For every one we forget, Ferguson said, we’ll always be able to invent another. Think crustacean, for example, cast out your net for a litt
le while, and suddenly you have Buster Crabbe versus Jean Shrimpton.
Nice.
Or sounds. A sweet peep in the forest, a loud roar in the jungle, and there you are with Lionel Trilling versus Saul Bellow.
Or crime fighters with secretaries and girlfriends whose names go with addresses.
You’ve lost me.
Think Perry Mason and Superman, and what you get is Della Street versus Lois Lane.
Good. Awfully good. But then take a stroll on the beach, and before you know it you’re looking at George Sand … versus Lorna Doone.
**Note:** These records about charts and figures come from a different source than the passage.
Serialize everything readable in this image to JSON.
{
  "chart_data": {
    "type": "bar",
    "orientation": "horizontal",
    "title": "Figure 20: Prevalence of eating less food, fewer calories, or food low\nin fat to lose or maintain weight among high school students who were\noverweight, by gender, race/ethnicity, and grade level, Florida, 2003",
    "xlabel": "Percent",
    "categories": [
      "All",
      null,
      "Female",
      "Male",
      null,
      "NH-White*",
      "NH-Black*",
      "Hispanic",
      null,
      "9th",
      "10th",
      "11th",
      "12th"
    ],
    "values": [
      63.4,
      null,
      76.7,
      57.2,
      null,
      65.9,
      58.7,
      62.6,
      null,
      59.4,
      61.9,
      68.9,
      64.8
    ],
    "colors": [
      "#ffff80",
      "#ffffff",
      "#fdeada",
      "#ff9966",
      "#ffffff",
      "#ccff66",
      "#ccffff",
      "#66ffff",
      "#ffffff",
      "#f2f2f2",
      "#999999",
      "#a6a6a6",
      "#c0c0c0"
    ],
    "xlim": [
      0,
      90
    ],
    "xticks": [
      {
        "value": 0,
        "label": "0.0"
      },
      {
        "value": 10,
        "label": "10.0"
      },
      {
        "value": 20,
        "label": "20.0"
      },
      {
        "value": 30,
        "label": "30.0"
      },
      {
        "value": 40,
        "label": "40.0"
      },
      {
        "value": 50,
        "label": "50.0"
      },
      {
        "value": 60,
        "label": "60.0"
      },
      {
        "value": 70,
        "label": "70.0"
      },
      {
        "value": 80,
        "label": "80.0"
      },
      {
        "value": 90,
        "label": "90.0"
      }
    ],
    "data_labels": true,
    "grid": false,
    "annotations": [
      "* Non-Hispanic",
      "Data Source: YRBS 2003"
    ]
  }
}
That’s going to be a fun one to draw. An hourglass playing tennis with a cookie.
Yes, but what about Veronica Lake versus Dick Diver? Think of the possibilities.
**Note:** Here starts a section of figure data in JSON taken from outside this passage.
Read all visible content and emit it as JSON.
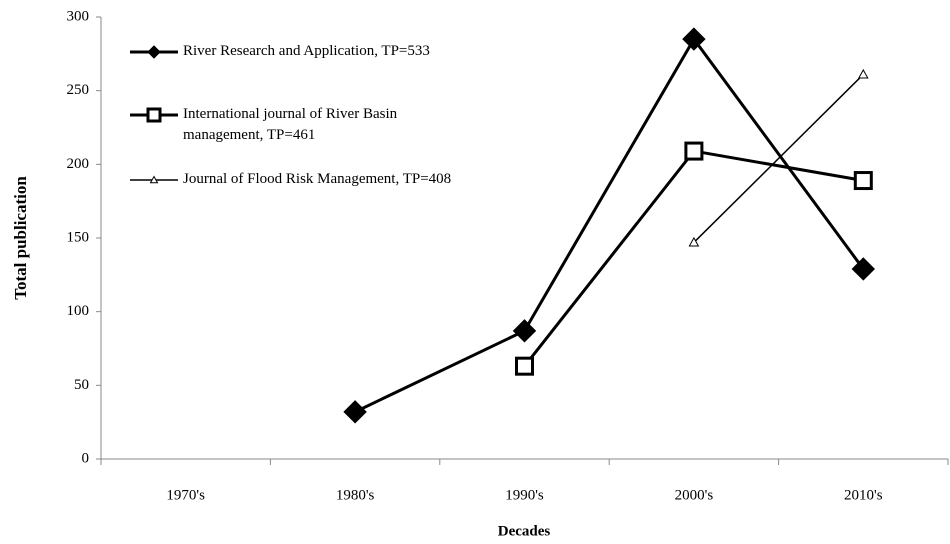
{
  "chart_data": {
    "type": "line",
    "x_label": "Decades",
    "y_label": "Total publication",
    "categories": [
      "1970's",
      "1980's",
      "1990's",
      "2000's",
      "2010's"
    ],
    "series": [
      {
        "name": "River Research and Application, TP=533",
        "color": "#000000",
        "marker": "diamond",
        "values": [
          null,
          32,
          87,
          285,
          129
        ]
      },
      {
        "name": "International journal of River Basin management, TP=461",
        "color": "#000000",
        "marker": "square",
        "values": [
          null,
          null,
          63,
          209,
          189
        ]
      },
      {
        "name": "Journal of Flood Risk Management, TP=408",
        "color": "#000000",
        "marker": "triangle",
        "values": [
          null,
          null,
          null,
          147,
          261
        ]
      }
    ],
    "ylim": [
      0,
      300
    ],
    "yticks": [
      0,
      50,
      100,
      150,
      200,
      250,
      300
    ],
    "grid": false,
    "legend": "upper left"
  }
}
Delicious. It’s so sexy, it’s almost obscene.
* * *
NAGLE WAS HIS faculty adviser. Nagle was the professor who taught him Classical Literature in Translation, the course that was doing more for the growth of Ferguson’s mind than any other course he was taking. And almost surely Nagle was the person who had argued most strenuously on his behalf for the scholarship, and even though Nagle never would have talked about what he had done, Ferguson sensed that Nagle had hopes for him and was taking a special interest in his progress, and that was crucial to Ferguson’s inner equilibrium in that time of transition and potential disarray, for Nagle’s hopes were the difference between feeling estranged and feeling he might have belonged there, and when he handed in his first paper of the term, five pages on the reunion scene between Odysseus and Telemachus in the sixteenth book of The Odyssey, Nagle returned it to him with a cryptic note scrawled at the bottom of the last page, Not bad, Ferguson—keep it up, which Ferguson understood to be the laconic professor’s way of telling him he had done a good job, a less than superlative job, perhaps, but a good job for all that.